徳川幕府が小栗上野介の建議により、製鉄所・造船所の建設を決定しましたが、これに反対するものも少なくはありませんでした。当時先進国で最大の造船国であったイギリスは、日本に大型船を建造する造船所が出来るはずがないとの声を上げます。このイギリスの主張に長州藩、薩摩藩が同調します。そして、徳川幕府においても江戸城内部で喧々諤々の議論が噴出して多くの藩主が造船所の建設に反対しました。その理由として「幕府財政が困窮している中で大規模事業を実施すべきではない」「製鉄所・造船所の建設をする余裕があるならば、それを倒幕を求める勢力に対し力を注ぎ、その勢力の解消に利用すべきだ」などの意見が江戸城内に沸き起こっていました。
そうした折、佐賀藩主鍋島斉正は、大型船を建造するためオランダから購入した機械類を、佐賀藩独自の力を持って造船所を建設することは不可能と判断し、買い求めた全ての機械類を徳川幕府に献納することになりました。幕府はこれを受けて、工場の建設に着手することにして、工場建設場所の現地調査を実施しました。そして、相州三浦郡長浦湾が適地と判断しました。

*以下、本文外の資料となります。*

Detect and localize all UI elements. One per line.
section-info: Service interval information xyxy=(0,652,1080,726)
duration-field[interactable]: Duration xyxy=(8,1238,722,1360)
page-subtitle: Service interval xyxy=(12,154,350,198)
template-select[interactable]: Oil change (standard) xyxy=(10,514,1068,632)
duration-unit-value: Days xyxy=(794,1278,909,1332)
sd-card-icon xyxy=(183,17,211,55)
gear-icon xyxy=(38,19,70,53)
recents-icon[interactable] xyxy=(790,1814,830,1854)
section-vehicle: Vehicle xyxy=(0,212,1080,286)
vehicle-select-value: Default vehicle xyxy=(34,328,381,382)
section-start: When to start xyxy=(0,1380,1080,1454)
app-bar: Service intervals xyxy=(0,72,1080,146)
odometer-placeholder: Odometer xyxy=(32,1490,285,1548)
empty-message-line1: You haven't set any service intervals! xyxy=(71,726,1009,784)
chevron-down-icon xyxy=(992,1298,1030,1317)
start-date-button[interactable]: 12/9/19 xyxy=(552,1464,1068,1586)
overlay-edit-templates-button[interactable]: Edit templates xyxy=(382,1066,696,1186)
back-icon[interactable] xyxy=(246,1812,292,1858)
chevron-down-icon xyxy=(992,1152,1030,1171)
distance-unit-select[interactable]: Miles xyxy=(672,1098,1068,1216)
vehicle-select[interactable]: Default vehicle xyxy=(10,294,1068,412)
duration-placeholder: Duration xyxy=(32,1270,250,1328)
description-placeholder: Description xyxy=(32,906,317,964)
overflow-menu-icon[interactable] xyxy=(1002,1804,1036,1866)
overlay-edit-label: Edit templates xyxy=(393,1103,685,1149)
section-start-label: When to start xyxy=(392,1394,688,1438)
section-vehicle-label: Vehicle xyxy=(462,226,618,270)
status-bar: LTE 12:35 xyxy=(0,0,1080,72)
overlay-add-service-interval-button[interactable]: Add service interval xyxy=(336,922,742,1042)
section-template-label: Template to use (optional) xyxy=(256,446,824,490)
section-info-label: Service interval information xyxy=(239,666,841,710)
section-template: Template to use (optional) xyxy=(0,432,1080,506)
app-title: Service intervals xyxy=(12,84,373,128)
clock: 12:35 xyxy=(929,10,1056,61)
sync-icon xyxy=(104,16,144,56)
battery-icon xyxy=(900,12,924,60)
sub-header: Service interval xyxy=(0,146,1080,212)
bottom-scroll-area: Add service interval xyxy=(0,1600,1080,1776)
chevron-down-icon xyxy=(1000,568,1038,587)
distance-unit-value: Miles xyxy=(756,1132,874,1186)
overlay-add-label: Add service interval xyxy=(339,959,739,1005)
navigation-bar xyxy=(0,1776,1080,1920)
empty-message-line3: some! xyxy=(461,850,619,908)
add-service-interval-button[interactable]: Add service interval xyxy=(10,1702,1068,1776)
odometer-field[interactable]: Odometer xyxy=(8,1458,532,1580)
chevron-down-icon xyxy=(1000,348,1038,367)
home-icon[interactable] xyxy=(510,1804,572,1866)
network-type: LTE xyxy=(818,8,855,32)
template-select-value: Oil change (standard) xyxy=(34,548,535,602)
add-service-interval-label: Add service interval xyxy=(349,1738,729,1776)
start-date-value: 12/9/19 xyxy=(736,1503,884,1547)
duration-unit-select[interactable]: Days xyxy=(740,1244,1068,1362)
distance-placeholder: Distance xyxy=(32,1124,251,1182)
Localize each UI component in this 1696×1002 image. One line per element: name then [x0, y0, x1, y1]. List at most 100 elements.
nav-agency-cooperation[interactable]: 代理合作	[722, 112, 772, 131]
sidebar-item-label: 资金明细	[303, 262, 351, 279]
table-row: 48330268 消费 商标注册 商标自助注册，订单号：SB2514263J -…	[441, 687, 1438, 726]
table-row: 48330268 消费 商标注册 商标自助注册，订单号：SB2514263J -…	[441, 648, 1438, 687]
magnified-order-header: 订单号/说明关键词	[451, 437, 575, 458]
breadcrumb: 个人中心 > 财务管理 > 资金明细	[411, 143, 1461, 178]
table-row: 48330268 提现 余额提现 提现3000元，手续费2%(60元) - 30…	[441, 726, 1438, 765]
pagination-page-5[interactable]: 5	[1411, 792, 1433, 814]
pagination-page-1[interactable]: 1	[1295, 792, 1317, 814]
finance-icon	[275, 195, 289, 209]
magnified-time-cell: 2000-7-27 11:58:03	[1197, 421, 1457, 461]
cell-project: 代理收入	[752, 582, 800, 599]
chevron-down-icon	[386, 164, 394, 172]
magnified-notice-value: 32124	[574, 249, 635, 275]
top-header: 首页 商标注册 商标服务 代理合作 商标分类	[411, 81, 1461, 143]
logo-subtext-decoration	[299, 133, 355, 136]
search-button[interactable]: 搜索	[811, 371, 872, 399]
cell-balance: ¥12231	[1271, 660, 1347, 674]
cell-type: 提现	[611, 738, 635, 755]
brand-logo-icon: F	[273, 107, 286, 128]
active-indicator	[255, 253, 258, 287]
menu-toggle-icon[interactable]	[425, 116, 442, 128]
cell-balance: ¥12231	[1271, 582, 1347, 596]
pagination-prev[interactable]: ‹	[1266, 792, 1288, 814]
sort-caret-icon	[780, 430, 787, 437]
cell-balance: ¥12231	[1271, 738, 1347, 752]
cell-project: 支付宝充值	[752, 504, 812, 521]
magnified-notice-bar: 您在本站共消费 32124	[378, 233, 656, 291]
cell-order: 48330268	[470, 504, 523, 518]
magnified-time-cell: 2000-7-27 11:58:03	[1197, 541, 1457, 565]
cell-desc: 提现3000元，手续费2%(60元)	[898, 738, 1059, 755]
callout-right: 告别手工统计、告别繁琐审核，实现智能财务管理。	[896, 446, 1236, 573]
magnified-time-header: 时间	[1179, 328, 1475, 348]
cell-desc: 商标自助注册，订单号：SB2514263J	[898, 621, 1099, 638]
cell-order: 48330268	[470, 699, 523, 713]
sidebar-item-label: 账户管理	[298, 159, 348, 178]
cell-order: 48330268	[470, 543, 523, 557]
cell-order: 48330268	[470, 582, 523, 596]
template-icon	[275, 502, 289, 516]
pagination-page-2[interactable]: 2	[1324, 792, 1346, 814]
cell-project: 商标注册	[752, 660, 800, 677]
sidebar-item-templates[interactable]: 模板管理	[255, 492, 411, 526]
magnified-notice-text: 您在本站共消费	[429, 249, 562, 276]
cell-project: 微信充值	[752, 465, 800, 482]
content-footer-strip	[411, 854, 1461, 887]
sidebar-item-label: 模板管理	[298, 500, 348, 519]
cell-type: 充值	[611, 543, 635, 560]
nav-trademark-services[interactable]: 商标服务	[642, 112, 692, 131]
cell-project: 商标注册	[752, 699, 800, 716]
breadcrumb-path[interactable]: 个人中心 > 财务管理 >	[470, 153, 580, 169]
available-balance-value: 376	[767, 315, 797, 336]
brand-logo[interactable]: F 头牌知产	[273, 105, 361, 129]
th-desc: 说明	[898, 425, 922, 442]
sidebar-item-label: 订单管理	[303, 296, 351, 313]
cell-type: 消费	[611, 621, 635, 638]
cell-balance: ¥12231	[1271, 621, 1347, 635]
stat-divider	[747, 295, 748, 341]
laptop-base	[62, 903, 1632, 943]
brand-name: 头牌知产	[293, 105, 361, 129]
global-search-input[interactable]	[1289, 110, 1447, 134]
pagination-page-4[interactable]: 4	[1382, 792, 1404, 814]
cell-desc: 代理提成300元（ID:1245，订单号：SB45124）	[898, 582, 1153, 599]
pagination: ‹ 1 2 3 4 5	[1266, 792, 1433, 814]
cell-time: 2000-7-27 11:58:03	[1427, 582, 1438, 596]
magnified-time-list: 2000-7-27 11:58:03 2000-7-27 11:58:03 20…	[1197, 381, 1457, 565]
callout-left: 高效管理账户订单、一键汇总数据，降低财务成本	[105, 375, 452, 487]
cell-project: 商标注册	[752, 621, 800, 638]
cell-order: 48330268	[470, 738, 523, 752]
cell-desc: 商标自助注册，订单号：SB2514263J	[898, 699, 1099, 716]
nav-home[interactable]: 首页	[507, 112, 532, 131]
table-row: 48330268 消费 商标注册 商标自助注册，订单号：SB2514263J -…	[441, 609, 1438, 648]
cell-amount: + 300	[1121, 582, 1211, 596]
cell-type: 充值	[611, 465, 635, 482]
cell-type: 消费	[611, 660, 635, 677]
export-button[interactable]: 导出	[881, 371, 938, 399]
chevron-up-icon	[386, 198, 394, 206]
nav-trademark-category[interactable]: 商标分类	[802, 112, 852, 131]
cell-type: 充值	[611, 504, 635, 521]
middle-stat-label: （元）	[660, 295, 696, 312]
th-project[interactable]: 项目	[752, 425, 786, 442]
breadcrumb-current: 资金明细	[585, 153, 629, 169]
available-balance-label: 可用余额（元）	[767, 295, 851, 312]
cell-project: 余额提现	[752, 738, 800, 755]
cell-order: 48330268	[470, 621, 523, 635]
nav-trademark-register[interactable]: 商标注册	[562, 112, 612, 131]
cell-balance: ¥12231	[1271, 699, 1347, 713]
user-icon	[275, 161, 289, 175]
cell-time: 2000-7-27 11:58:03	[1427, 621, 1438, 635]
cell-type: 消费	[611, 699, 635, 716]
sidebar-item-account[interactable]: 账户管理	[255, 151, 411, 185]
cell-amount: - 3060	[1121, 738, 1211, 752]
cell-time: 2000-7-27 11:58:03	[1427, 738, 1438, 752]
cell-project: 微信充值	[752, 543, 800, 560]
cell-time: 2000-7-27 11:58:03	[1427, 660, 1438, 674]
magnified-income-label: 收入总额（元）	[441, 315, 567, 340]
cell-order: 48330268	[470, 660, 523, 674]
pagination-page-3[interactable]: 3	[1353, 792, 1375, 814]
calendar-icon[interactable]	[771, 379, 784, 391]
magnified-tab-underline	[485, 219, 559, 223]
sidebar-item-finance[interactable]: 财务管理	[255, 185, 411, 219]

小栗上野介は、工場建設についてどの国に協力を求めるか考えました。自ら実際に稼働していたワシントン造船所を見て、その素晴らしさにアメリカを考えましたが、丁度アメリカでは南北戦争の最中でもあり、とても日本への協力を求めることは出来ませんでした。次に考えられるのは、造船大国であるイギリスですが、イギリスは日本の造船所建設には反対の立場なので協力を求めることは出来ません。そして、一番日本との関係が深かったオランダですが、オランダからは艦艇の譲渡までは協力出来るが造船所建設の協力の余裕はないとのことで、小栗上野介は頭を悩ませていました。そうした折にアメリカから購入した軍艦「翔鶴丸」の故障により、横浜に寄港していたフランス軍艦に修理を依頼すると快く引き受け、その修理は完全なもので担当した船員の対応も友好的なものであったので、フランスに製鉄所建設・造船所建設の協力を求めることにしました。